A Fortnight of Fright: Monster Bash

Posted: October 24, 2011 in Retro
Tags: , , , , , , , , , , , ,

As Halloween night draws near, Chad has taken it upon himself to dig into the vaults to bring you some of his favorite horror-themed video games. Can you handle the madness? Read on, if you dare!

Bash ’till You…I Don’t Know, Crash?

Johnny is so totally stoned here.

In the early ’90s, when they weren’t yet known as 3D Realms and known for comically long periods between the start and end dates of games, Apogee was quite a respectable company, well-known as both a distributor of id Software’s titles like Commander Keen and Wolfenstein 3D, as well as their shareware classics like Raptor, Rise of the Triad and most prominently the Duke Nukem series. It was during their reign as the high kings of shareware that they released Monster Bash, which MOST CERTAINLY WAS NOT Commander Keen in a typical horror setting.

Actually, it WAS a lot like Commander Keen, right down to the kid protagonist, Johnny Dash. It is my duty to inform you that he is not nearly as cool as Keen, although considering his pink face compared to Keen’s ghostly pallor, he is probably healthier than Billy Blaze. Also, although he calls himself Johnny Dash, I really doubt he is in any way related to The Man in Black, Johnny Cash. Now that all that’s out of the way, let’s talk about the game.

Monster Bash is a pretty traditional sidescroller, and a damn good one to boot. It’s pretty simple – you run Johnny around graveyards, crypts, caves and the like, laying the smack down on the undead (both whole and bits ‘n’ pieces) with your trusty slingshot. Also, you let loose caged animals because…I don’t know, why would there be caged animals in a graveyard? Is it a Pet Sematary? Or maybe the Apogee folks were rabid animal rights activists. Yeah, the Duke Burger level in Duke3D could possibly support that allegation. But I really don’t think that’s it. Anyway, you have to free all the animals to complete the levels.

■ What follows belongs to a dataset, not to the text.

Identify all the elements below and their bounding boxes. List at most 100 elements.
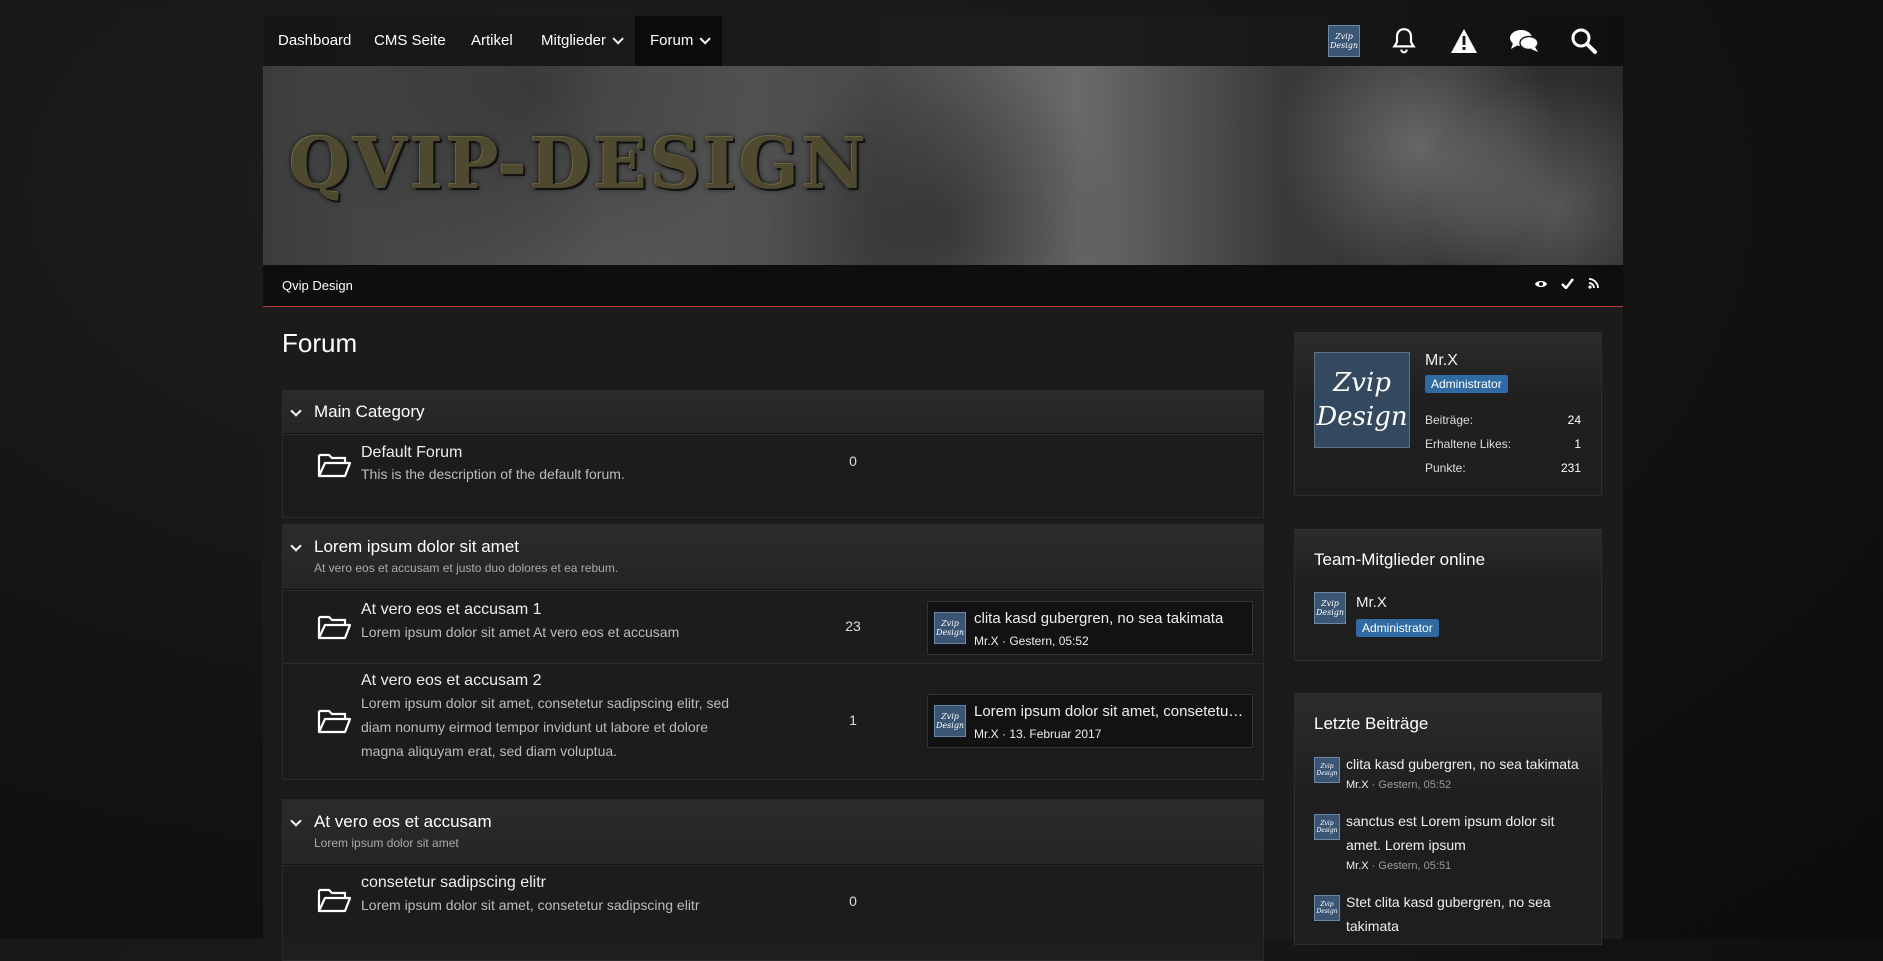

It’s been noted that it was an EGA game released at a time when VGA was the standard, released past its graphical expiration date. Which is something Apogge/3D Realms would later do once again with Duke Nukem Forever (I’ve been making jokes about it for half my life, why stop now?). However, Apogee co-founder Scott Miller said that he thought¬†Monster Bash was “one of the best platform-style games ever for the PC”. And it absolutely is.